働く女性が増え、障害物を避けながら自動で掃除をしてくれるロボット掃除機を利用する家庭が増えてきた。ただし、カスペルスキーの公式ブログ「お掃除ロボットがスパイに?」によると、最近、掃除ロボットが撮影した写真がインターネット上に拡散した。その中には、女性がズボンを下げてトイレに座っている写真が含まれていたという。
このように、なぜ掃除ロボットから画像が流出してしまったのだろうか。また、こうした被害を防ぐにはどうしたらよいのだろうか。同ブログをもとに、掃除ロボットからの画像流出の原因とその被害を回避するための対策のポイントを紹介しよう。
掃除ロボットのカメラが撮影した画像の用途
この世に出回っているすべての掃除ロボットがカメラを搭載しているわけではないが、ハイエンドモデルの場合、より正確に移動するために、5年以上も前からカメラが搭載されているという。
商品開発などに携わったエンジニアによると、カメラは、床に落ちている靴下やノートパソコンの配線など、障害物を避けて自走するのに役立つそうだ。

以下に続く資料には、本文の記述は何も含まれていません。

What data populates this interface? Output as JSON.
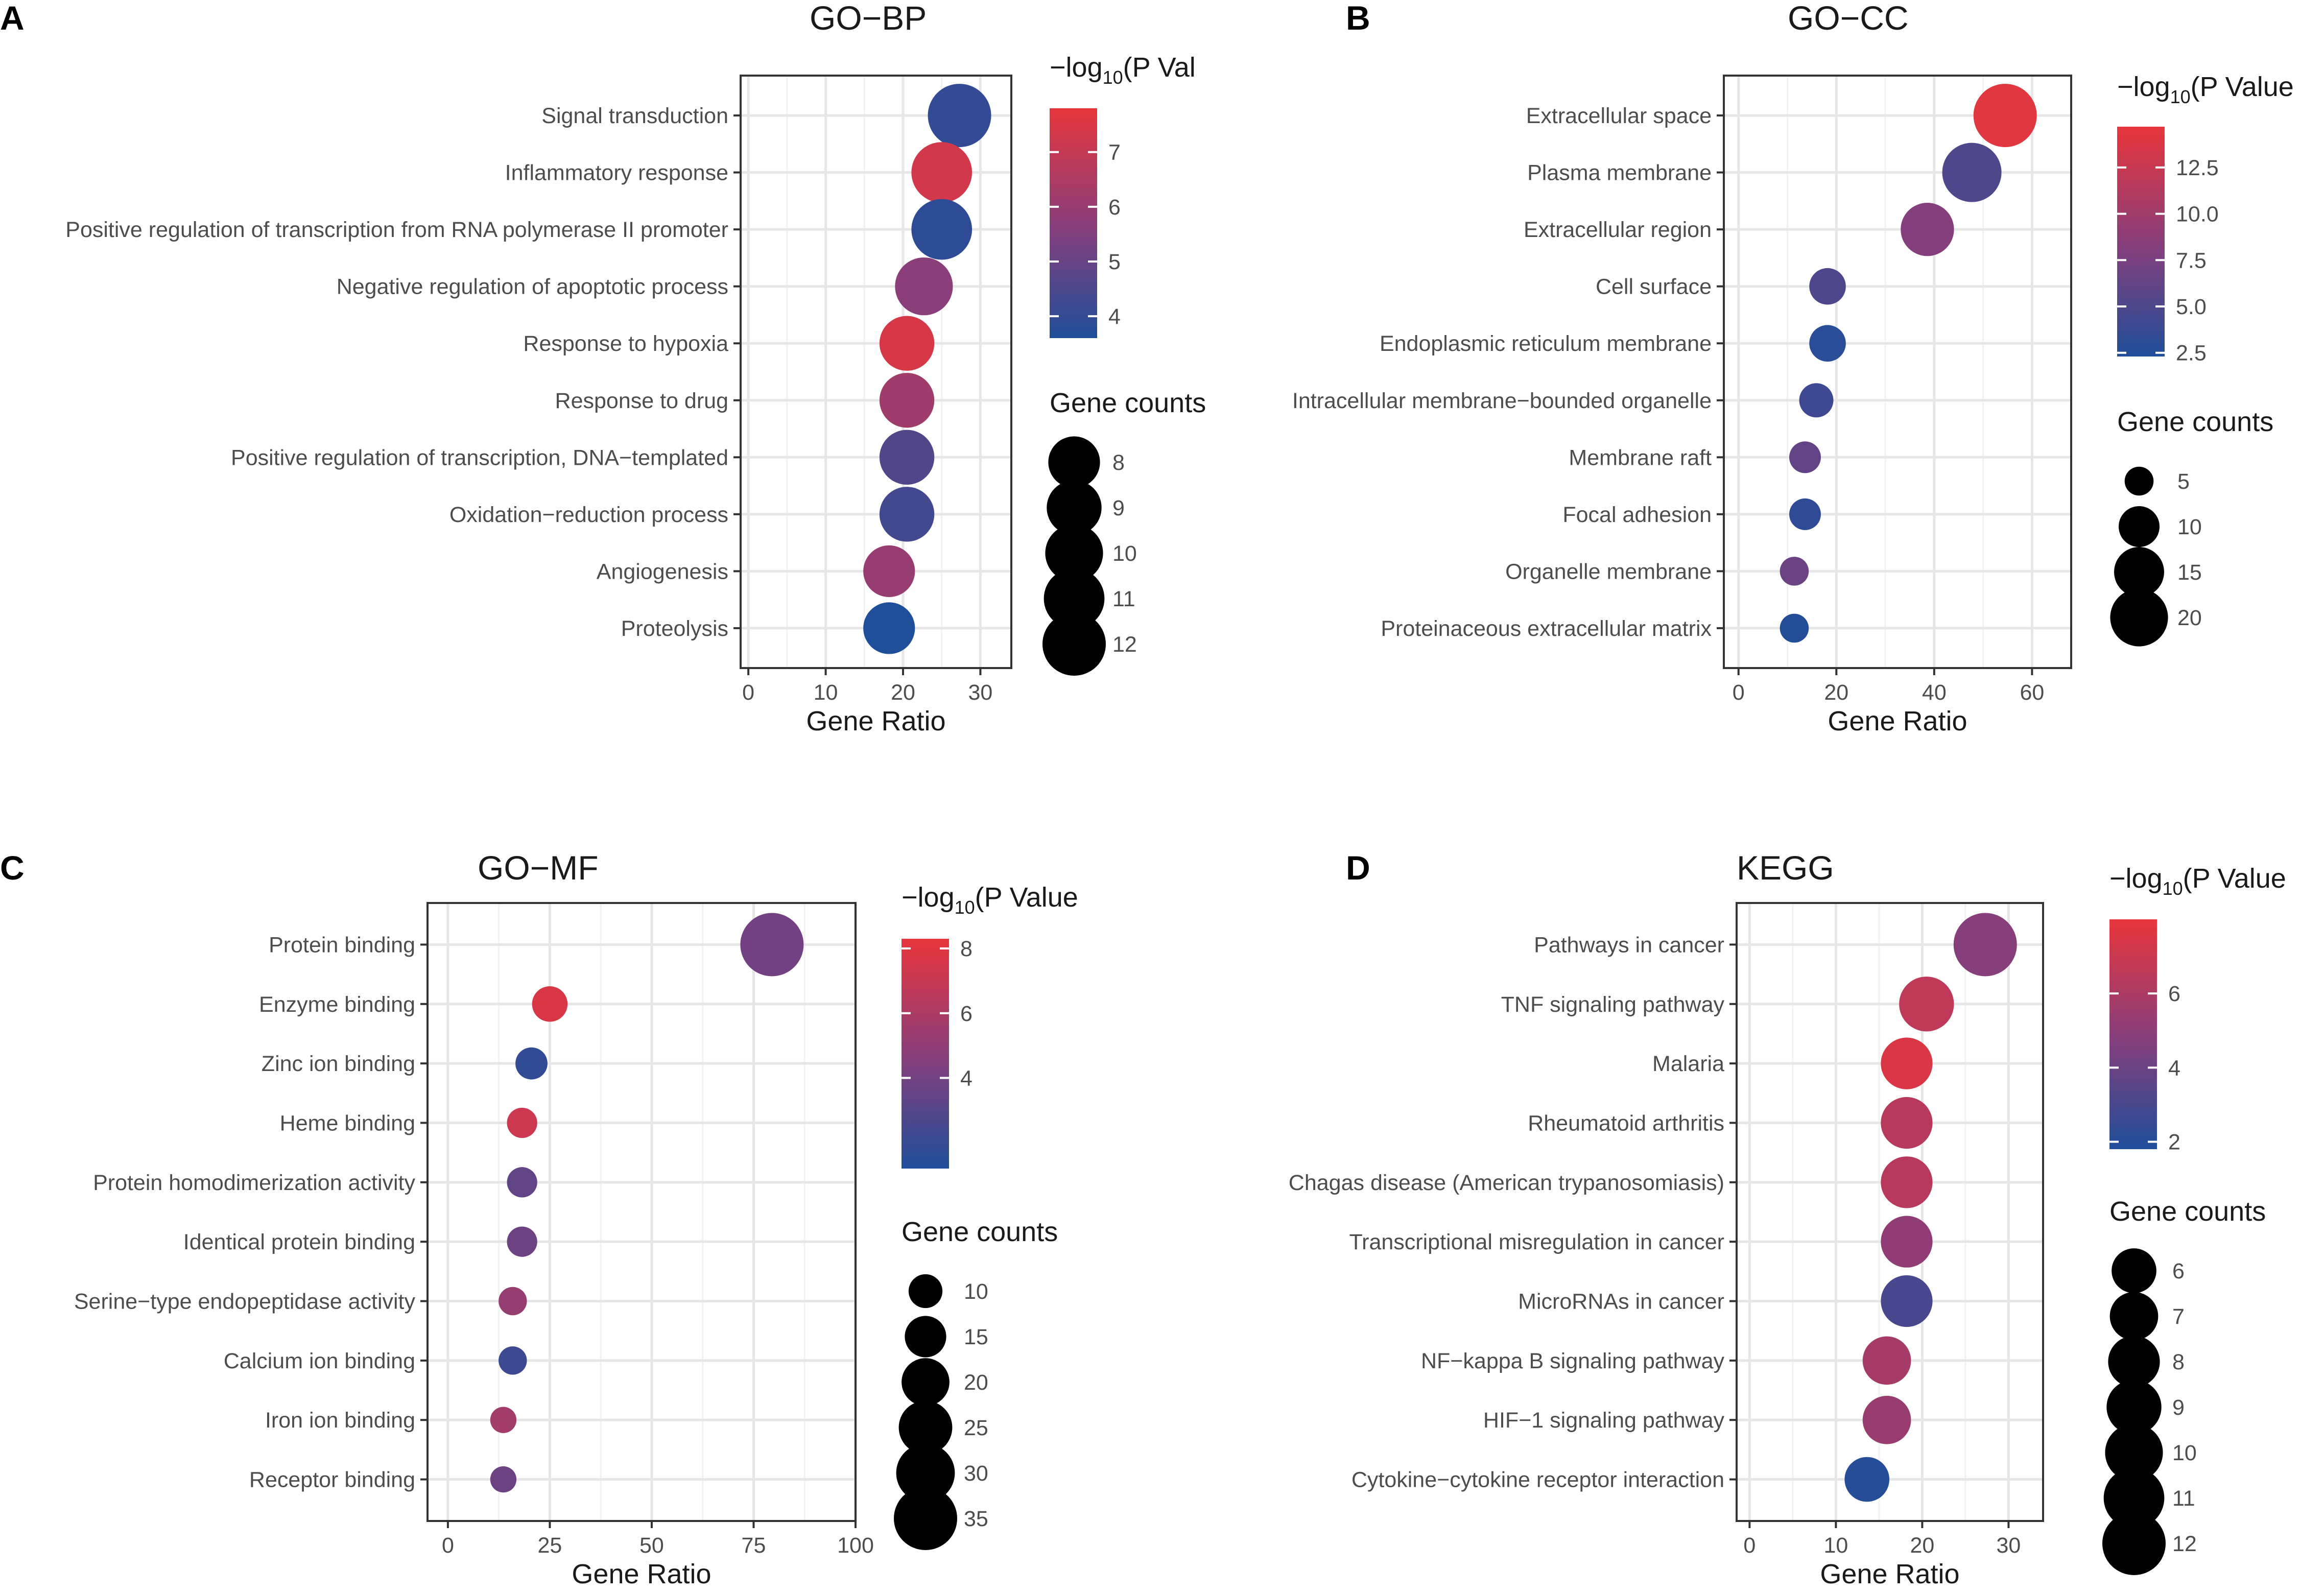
{
  "figure": {
    "legend_titles": {
      "pvalue": "P Value",
      "pvalue_truncated": "P Val",
      "log_prefix": "−log",
      "log_sub": "10",
      "gene_counts": "Gene counts"
    }
  },
  "colors": {
    "low": "#1f4e9a",
    "mid": "#8a3e7a",
    "high": "#e8363c",
    "grid": "#e6e6e6",
    "panel_border": "#333333",
    "text": "#4d4d4d"
  },
  "chart_data": [
    {
      "panel_label": "A",
      "type": "scatter",
      "title": "GO−BP",
      "xlabel": "Gene Ratio",
      "xlim": [
        -1,
        34
      ],
      "xticks": [
        0,
        10,
        20,
        30
      ],
      "categories": [
        "Signal transduction",
        "Inflammatory response",
        "Positive regulation of transcription from RNA polymerase II promoter",
        "Negative regulation of apoptotic process",
        "Response to hypoxia",
        "Response to drug",
        "Positive regulation of transcription, DNA−templated",
        "Oxidation−reduction process",
        "Angiogenesis",
        "Proteolysis"
      ],
      "x": [
        27.3,
        25.0,
        25.0,
        22.7,
        20.5,
        20.5,
        20.5,
        20.5,
        18.2,
        18.2
      ],
      "counts": [
        12,
        11,
        11,
        10,
        9,
        9,
        9,
        9,
        8,
        8
      ],
      "neglog10p": [
        4.0,
        7.3,
        3.9,
        5.7,
        7.4,
        6.2,
        4.6,
        4.3,
        6.0,
        3.6
      ],
      "color_range": [
        3.6,
        7.8
      ],
      "color_ticks": [
        4,
        5,
        6,
        7
      ],
      "size_legend": [
        8,
        9,
        10,
        11,
        12
      ],
      "legend_title_truncated": true
    },
    {
      "panel_label": "B",
      "type": "scatter",
      "title": "GO−CC",
      "xlabel": "Gene Ratio",
      "xlim": [
        -3,
        68
      ],
      "xticks": [
        0,
        20,
        40,
        60
      ],
      "categories": [
        "Extracellular space",
        "Plasma membrane",
        "Extracellular region",
        "Cell surface",
        "Endoplasmic reticulum membrane",
        "Intracellular membrane−bounded organelle",
        "Membrane raft",
        "Focal adhesion",
        "Organelle membrane",
        "Proteinaceous extracellular matrix"
      ],
      "x": [
        54.5,
        47.7,
        38.6,
        18.2,
        18.2,
        15.9,
        13.6,
        13.6,
        11.4,
        11.4
      ],
      "counts": [
        24,
        21,
        17,
        8,
        8,
        7,
        6,
        6,
        5,
        5
      ],
      "neglog10p": [
        14.2,
        5.0,
        8.2,
        5.1,
        3.0,
        4.1,
        6.2,
        3.3,
        6.7,
        2.6
      ],
      "color_range": [
        2.3,
        14.7
      ],
      "color_ticks": [
        2.5,
        5.0,
        7.5,
        10.0,
        12.5
      ],
      "size_legend": [
        5,
        10,
        15,
        20
      ],
      "legend_title_truncated": false
    },
    {
      "panel_label": "C",
      "type": "scatter",
      "title": "GO−MF",
      "xlabel": "Gene Ratio",
      "xlim": [
        -5,
        100
      ],
      "xticks": [
        0,
        25,
        50,
        75,
        100
      ],
      "categories": [
        "Protein binding",
        "Enzyme binding",
        "Zinc ion binding",
        "Heme binding",
        "Protein homodimerization activity",
        "Identical protein binding",
        "Serine−type endopeptidase activity",
        "Calcium ion binding",
        "Iron ion binding",
        "Receptor binding"
      ],
      "x": [
        79.5,
        25.0,
        20.5,
        18.2,
        18.2,
        18.2,
        15.9,
        15.9,
        13.6,
        13.6
      ],
      "counts": [
        35,
        11,
        9,
        8,
        8,
        8,
        7,
        7,
        6,
        6
      ],
      "neglog10p": [
        4.0,
        7.7,
        1.8,
        7.2,
        3.4,
        3.8,
        5.2,
        2.2,
        5.6,
        3.8
      ],
      "color_range": [
        1.2,
        8.3
      ],
      "color_ticks": [
        4,
        6,
        8
      ],
      "size_legend": [
        10,
        15,
        20,
        25,
        30,
        35
      ],
      "legend_title_truncated": false
    },
    {
      "panel_label": "D",
      "type": "scatter",
      "title": "KEGG",
      "xlabel": "Gene Ratio",
      "xlim": [
        -1.5,
        34
      ],
      "xticks": [
        0,
        10,
        20,
        30
      ],
      "categories": [
        "Pathways in cancer",
        "TNF signaling pathway",
        "Malaria",
        "Rheumatoid arthritis",
        "Chagas disease (American trypanosomiasis)",
        "Transcriptional misregulation in cancer",
        "MicroRNAs in cancer",
        "NF−kappa B signaling pathway",
        "HIF−1 signaling pathway",
        "Cytokine−cytokine receptor interaction"
      ],
      "x": [
        27.3,
        20.5,
        18.2,
        18.2,
        18.2,
        18.2,
        18.2,
        15.9,
        15.9,
        13.6
      ],
      "counts": [
        12,
        9,
        8,
        8,
        8,
        8,
        8,
        7,
        7,
        6
      ],
      "neglog10p": [
        4.8,
        6.6,
        7.5,
        6.4,
        6.4,
        5.1,
        3.0,
        5.8,
        5.4,
        2.0
      ],
      "color_range": [
        1.8,
        8.0
      ],
      "color_ticks": [
        2,
        4,
        6
      ],
      "size_legend": [
        6,
        7,
        8,
        9,
        10,
        11,
        12
      ],
      "legend_title_truncated": false
    }
  ]
}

掃除ロボットの効率を上げるには、視界システムの精度を上げる必要があるという。その際、カメラで撮影された映像だけでなく、すべての家具が識別され、正しくラベル付けされた注釈付き映像が必要になる。人間が写真やビデオに最初にラベル付けを行い、その後、そのサンプルを使ってパソコンが学習し、専門家がその認識結果をチェックして、誤りを修正していく。
掃除ロボットが撮影した画像が流出した理由
掃除ロボットで撮影されたコンテンツは通常は、掃除機内のCPUに送られるだけだが、例外があるようです。上述したトイレ写真騒動は、掃除ロボット「ルンバJ7」のプロトタイプが、アルゴリズムを改善するために、そのビデオストリームを製造元のiRobot社に送信したことから発生した。
iRobot社は写真やビデオに写っている対象物に何時間もかけてラベルを付ける作業を専門業者に委託していたが、その業者はさらにベネズエラにある下請け業者に外注していた。結果として、下請け業者の従業員が、トイレ写真を流出させたのだという。

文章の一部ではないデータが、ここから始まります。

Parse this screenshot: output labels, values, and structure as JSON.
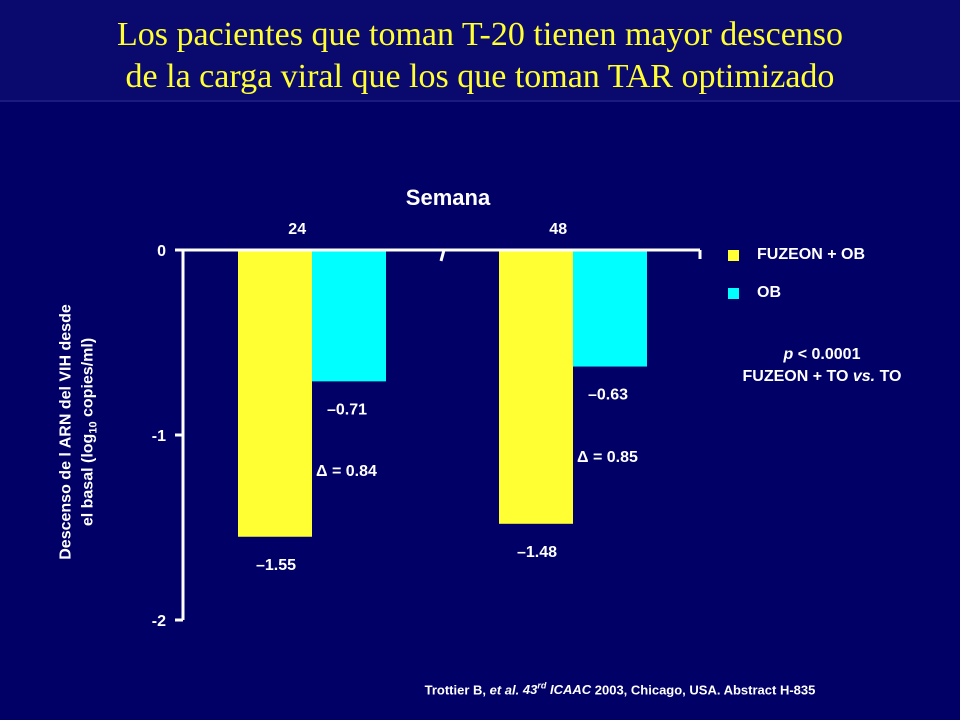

iRobot社によると、プロトタイプには適切な警告が表示されており、また、これらのモデルは、商品テストに参加を希望し、ビデオ撮影に書面で同意したユーザーのみが使用していたとのことだ。
掃除ロボット利用時のリスクを最小限に抑える方法
カスペルスキーは、掃除ロボットによるデータの収集や漏洩のリスクを抑える方法として、以下を挙げている。
- 自宅の間取りをメーカーのサーバに送信しないように設定する
- 自宅に人がいるときは掃除機を使わないようにする
- 寝室や書斎など特定の部屋に掃除機が入らないように設定する
加えて、完全にオフラインで動作するモデルを選ぶことも現実的な選択肢となる。例えば、iRobot社には多くのオフライン対応モデルがあるが、起動のスケジュール設定やクリーニング情報の閲覧にはネット接続が必要で、さらに携帯電話にアプリをインストールする必要があるそうだ。
販促用のWebサイトには、そのモデルがオフラインで動作するかどうかの情報は載っていないので、使用者のフィードバックや詳細な製品レビューを読むか、テクニカルサポートサービスに問い合わせることが推奨される。
さらに、オフライン設定に対応していない掃除機でも、必要な掃除スケジュールを設定した後、ネット接続を無効にするという方法で、オフラインでの動作を可能にできる場合があるそうだ。
これは、ルータの設定でアクセスポイントのパスワードを変更するか、掃除機を拒否リストに加えることで行える。ルータを設定する際は、ルータのファームウェアが最新であり、パスワードが工場出荷時のものでないことを確認する必要がある。これにより、掃除機だけでなく、家全体で使用しているスマートデバイスのセキュリティの向上を実現できるという。